Alguns impactos do projeto de lei:

-Nacionalização de Licença por Adesão e Compromisso (LAC): o texto propõe a adoção de licenças autodeclatarórias para todo o País. Esse instrumento da LAC já existe em alguns Estados, mas é aplicado apenas a determinados empreendimentos, e com conhecimento prévio da área ambiental e um termo de referência do que se pretende. A crítica é que, da forma como está estabelecida, a LAC será convertida em um licenciamento automático, com simples declaração pela internet, sendo submetida apenas a uma análise por amostragem.

-Acesso irrestrito a terras indígenas e quilombolas em fase de estudo: o texto exclui da avaliação de impacto e da adoção de medidas preventivas as terras indígenas não homologadas e as terras quilombolas impactadas por empreendimentos. Hoje, a Constituição prevê que terras indígenas e quilombolas que estejam em fase de demarcação, ou seja, que ainda aguardam para serem tituladas, devem ser igualmente consideradas, como aquelas que já tiveram esses processos concluídos, com a homologação e titulação pelo governo.

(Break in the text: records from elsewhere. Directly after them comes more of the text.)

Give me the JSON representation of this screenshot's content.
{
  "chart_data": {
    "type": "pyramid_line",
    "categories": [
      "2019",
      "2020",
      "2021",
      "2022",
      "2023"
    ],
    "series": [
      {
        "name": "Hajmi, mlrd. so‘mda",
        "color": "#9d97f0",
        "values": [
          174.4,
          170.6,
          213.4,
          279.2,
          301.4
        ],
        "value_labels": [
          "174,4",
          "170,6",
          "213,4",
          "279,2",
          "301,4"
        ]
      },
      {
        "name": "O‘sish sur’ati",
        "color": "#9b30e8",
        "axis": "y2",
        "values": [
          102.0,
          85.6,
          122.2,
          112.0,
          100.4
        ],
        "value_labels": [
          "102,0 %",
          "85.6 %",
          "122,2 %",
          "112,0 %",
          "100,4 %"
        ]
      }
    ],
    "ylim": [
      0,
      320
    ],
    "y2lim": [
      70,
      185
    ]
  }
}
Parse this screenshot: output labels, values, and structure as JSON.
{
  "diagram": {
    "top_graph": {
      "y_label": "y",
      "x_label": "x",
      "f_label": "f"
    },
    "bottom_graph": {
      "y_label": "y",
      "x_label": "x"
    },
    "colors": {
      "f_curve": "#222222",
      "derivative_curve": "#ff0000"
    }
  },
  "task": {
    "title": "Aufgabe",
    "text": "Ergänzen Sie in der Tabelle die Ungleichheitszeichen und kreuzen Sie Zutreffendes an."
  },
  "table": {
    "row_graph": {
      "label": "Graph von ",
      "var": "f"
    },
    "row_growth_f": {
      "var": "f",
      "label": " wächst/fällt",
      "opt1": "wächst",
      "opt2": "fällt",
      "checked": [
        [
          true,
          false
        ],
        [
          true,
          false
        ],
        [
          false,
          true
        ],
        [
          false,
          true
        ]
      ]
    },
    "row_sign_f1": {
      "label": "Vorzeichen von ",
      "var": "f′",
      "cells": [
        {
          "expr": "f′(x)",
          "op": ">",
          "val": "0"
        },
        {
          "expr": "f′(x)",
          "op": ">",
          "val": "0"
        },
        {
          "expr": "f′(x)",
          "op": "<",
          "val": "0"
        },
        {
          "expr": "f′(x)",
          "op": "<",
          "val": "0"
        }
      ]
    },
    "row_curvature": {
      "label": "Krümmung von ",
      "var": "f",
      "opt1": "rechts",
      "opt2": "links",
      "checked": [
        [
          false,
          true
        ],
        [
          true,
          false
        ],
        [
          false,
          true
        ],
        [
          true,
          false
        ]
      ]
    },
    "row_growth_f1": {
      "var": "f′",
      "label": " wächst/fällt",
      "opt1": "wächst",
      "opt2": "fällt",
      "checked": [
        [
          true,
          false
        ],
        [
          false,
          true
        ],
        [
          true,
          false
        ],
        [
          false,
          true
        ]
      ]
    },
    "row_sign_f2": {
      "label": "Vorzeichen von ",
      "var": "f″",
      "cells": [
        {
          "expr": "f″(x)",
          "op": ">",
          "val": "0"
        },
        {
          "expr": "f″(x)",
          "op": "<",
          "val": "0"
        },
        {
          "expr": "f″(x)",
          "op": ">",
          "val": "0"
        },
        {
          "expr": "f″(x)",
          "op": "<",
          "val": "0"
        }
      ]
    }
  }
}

-Restrição a condicionantes sociais: o projeto limita profundamente o alcance de medidas de redução de impactos causados por projetos. Medidas como a instalação de escolas públicas e postos de saúde, que muitas vezes são incluídas em ações de mitigação e compensação, ficam mais restritas, limitando-se a temas especificamente ambientais, apesar de uma série de impactos sociais que é gerada por empreendimentos.

-Enfraquecimento do ICMBio: o Instituto Chico Mendes de Biodiversidade (ICMBio), órgão que hoje tem poder de veto a empreendimentos que venham a impactar as unidades de conservação federal, tem essa atribuição retirada, a partir do projeto de lei. O PL altera regras do Sistema Nacional de Unidades de Conservação da Natureza, acabando com o poder de veto do Chico Mendes, limitando sua atuação a uma posição consultiva. Fonte: Agência Estado. Adaptado por Cogo Inteligência em Agronegócio.